Debo suponer que se refieren a que, si entra más plata a las arcas del Tatita Fisco, ésta no se bote, como se está botando, por ejemplo, desde que Piñera inventó ese organismo llamado “Estadio Seguro” y que nunca ha servido para nada, excepto para darle una pega casi con rango de ministro a un semi analfabeto. Como se está botando al mantener a los “delegados presidenciales”, otra entelequia inventada en 2017, pero a la cual le hizo de chupete Piñera, para darles pega a 16 amigos necesitados. Como se ha botado en las Fuerzas Armadas, en los pacos y en los tiras, en que los con charreteras han choreado que es un gusto y a manos llenas durante todos estos años.

Pero, un poco de autocrítica, muchachines. ¿Acaso piensan que lo que el Estado gasta en mantener el Congreso, o sea, a ustedes mismos, es una bagatela, un pelo de la cola? Por supuesto que no, poh, tropa de pelafustanes engreídos. De partida, ustedes son los parlamentarios mejor pagados de Latinoamérica, y no digamos que ambos hemiciclos están plagados de lumbreras. Más bien es al revés, al punto que muchos de ustedes estarían caros para una Junta de Vecinos.

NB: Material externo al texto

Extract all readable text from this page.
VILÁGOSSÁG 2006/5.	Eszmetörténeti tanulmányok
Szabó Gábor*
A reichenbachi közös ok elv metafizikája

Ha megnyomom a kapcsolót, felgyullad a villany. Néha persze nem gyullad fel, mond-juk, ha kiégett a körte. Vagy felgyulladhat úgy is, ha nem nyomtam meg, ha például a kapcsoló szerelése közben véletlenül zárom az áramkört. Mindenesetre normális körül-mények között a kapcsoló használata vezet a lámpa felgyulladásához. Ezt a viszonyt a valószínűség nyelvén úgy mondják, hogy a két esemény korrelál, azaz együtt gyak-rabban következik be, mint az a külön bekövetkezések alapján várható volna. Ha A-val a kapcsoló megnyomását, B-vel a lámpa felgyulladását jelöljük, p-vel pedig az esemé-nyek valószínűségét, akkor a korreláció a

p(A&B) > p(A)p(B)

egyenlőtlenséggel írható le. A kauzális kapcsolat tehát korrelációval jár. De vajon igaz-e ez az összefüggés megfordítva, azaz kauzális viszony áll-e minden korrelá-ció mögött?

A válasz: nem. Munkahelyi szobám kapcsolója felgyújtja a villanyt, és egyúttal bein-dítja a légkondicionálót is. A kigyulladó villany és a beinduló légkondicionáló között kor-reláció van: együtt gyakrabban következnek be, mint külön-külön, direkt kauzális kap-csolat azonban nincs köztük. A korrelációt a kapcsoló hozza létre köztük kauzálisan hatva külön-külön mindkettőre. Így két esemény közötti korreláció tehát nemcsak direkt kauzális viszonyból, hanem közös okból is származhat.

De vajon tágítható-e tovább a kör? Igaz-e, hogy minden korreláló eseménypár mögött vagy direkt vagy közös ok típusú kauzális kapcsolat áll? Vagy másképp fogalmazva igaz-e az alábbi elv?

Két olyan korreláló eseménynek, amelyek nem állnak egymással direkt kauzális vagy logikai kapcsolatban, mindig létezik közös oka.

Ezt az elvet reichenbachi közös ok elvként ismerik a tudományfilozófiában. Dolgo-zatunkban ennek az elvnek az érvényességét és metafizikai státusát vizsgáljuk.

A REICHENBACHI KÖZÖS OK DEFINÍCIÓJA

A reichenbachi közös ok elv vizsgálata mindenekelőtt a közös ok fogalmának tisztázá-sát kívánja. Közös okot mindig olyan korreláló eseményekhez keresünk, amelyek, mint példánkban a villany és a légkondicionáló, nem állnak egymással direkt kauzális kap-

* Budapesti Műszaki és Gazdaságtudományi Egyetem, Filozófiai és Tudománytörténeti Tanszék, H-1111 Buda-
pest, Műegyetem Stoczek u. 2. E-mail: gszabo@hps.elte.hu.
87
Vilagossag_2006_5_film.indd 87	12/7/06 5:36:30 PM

Ya que más bien son tronquelis que talentosos, ¿se rompen acaso el lomo laburando, como lo hace en el fútbol el jugador poco dotado y patadura? Tampoco, viejo. Las leyes duermen por años, mientras ustedes se dan toda clase de ínfulas y les meten el dedo en la boca a los giles. Son tan caraduras, además, que aprobaron una Ley de Pesca absoluta y totalmente corrupta y les importó un huevo, al punto que ésta, tan espuria como ilegítima, sigue operando como si nada. ¡Y ni siquiera les da un poco de vergüenza…!

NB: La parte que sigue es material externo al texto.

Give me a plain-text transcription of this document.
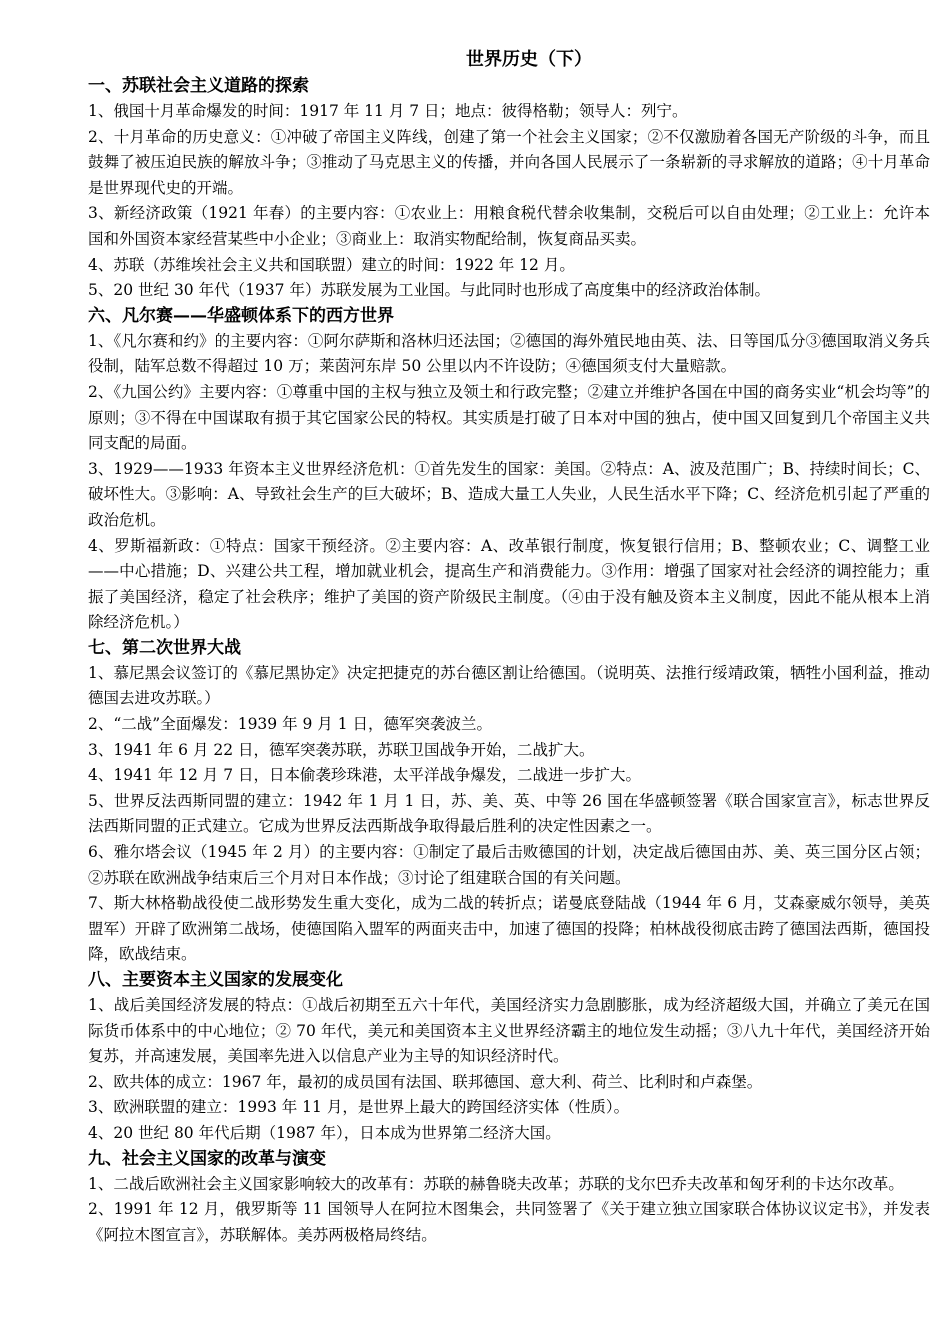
世界历史（下）
一、苏联社会主义道路的探索
1、俄国十月革命爆发的时间：1917 年 11 月 7 日；地点：彼得格勒；领导人：列宁。
2、十月革命的历史意义：①冲破了帝国主义阵线，创建了第一个社会主义国家；②不仅激励着各国无产阶级的斗争，而且鼓舞了被压迫民族的解放斗争；③推动了马克思主义的传播，并向各国人民展示了一条崭新的寻求解放的道路；④十月革命是世界现代史的开端。
3、新经济政策（1921 年春）的主要内容：①农业上：用粮食税代替余收集制，交税后可以自由处理；②工业上：允许本国和外国资本家经营某些中小企业；③商业上：取消实物配给制，恢复商品买卖。
4、苏联（苏维埃社会主义共和国联盟）建立的时间：1922 年 12 月。
5、20 世纪 30 年代（1937 年）苏联发展为工业国。与此同时也形成了高度集中的经济政治体制。
六、凡尔赛——华盛顿体系下的西方世界
1、《凡尔赛和约》的主要内容：①阿尔萨斯和洛林归还法国；②德国的海外殖民地由英、法、日等国瓜分③德国取消义务兵役制，陆军总数不得超过 10 万；莱茵河东岸 50 公里以内不许设防；④德国须支付大量赔款。
2、《九国公约》主要内容：①尊重中国的主权与独立及领土和行政完整；②建立并维护各国在中国的商务实业“机会均等”的原则；③不得在中国谋取有损于其它国家公民的特权。其实质是打破了日本对中国的独占，使中国又回复到几个帝国主义共同支配的局面。
3、1929——1933 年资本主义世界经济危机：①首先发生的国家：美国。②特点：A、波及范围广；B、持续时间长；C、破坏性大。③影响：A、导致社会生产的巨大破坏；B、造成大量工人失业，人民生活水平下降；C、经济危机引起了严重的政治危机。
4、罗斯福新政：①特点：国家干预经济。②主要内容：A、改革银行制度，恢复银行信用；B、整顿农业；C、调整工业——中心措施；D、兴建公共工程，增加就业机会，提高生产和消费能力。③作用：增强了国家对社会经济的调控能力；重振了美国经济，稳定了社会秩序；维护了美国的资产阶级民主制度。（④由于没有触及资本主义制度，因此不能从根本上消除经济危机。）
七、第二次世界大战
1、慕尼黑会议签订的《慕尼黑协定》决定把捷克的苏台德区割让给德国。（说明英、法推行绥靖政策，牺牲小国利益，推动德国去进攻苏联。）
2、“二战”全面爆发：1939 年 9 月 1 日，德军突袭波兰。
3、1941 年 6 月 22 日，德军突袭苏联，苏联卫国战争开始，二战扩大。
4、1941 年 12 月 7 日，日本偷袭珍珠港，太平洋战争爆发，二战进一步扩大。
5、世界反法西斯同盟的建立：1942 年 1 月 1 日，苏、美、英、中等 26 国在华盛顿签署《联合国家宣言》，标志世界反法西斯同盟的正式建立。它成为世界反法西斯战争取得最后胜利的决定性因素之一。
6、雅尔塔会议（1945 年 2 月）的主要内容：①制定了最后击败德国的计划，决定战后德国由苏、美、英三国分区占领；②苏联在欧洲战争结束后三个月对日本作战；③讨论了组建联合国的有关问题。
7、斯大林格勒战役使二战形势发生重大变化，成为二战的转折点；诺曼底登陆战（1944 年 6 月，艾森豪威尔领导，美英盟军）开辟了欧洲第二战场，使德国陷入盟军的两面夹击中，加速了德国的投降；柏林战役彻底击跨了德国法西斯，德国投降，欧战结束。
八、主要资本主义国家的发展变化
1、战后美国经济发展的特点：①战后初期至五六十年代，美国经济实力急剧膨胀，成为经济超级大国，并确立了美元在国际货币体系中的中心地位；② 70 年代，美元和美国资本主义世界经济霸主的地位发生动摇；③八九十年代，美国经济开始复苏，并高速发展，美国率先进入以信息产业为主导的知识经济时代。
2、欧共体的成立：1967 年，最初的成员国有法国、联邦德国、意大利、荷兰、比利时和卢森堡。
3、欧洲联盟的建立：1993 年 11 月，是世界上最大的跨国经济实体（性质）。
4、20 世纪 80 年代后期（1987 年），日本成为世界第二经济大国。
九、社会主义国家的改革与演变
1、二战后欧洲社会主义国家影响较大的改革有：苏联的赫鲁晓夫改革；苏联的戈尔巴乔夫改革和匈牙利的卡达尔改革。
2、1991 年 12 月，俄罗斯等 11 国领导人在阿拉木图集会，共同签署了《关于建立独立国家联合体协议议定书》，并发表《阿拉木图宣言》，苏联解体。美苏两极格局终结。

¿Les preocupa a ustedes que el Estado malgaste los escasos recursos de que dispone, y que claramente no dan para tanta necesidad? Demuéstrenlo con hechos, y no haciendo gárgaras, tropa de badulaques. Rebájense sus obscenas dietas. Renuncien a esas irritantes prebendas que tienen, como pasajes en avión, platita extra para asesores y bencina y celulares, que también se los dan al gratín. Si les dieran uno, vaya y pase, pero se sabe que muchos de ustedes reparten esos celulares como Viejitos Pascueros, porque son tantos, que algunos han ido a parar incluso a manos de la señora o del marido. O del o la amante. Y tampoco esto les da vergüenza.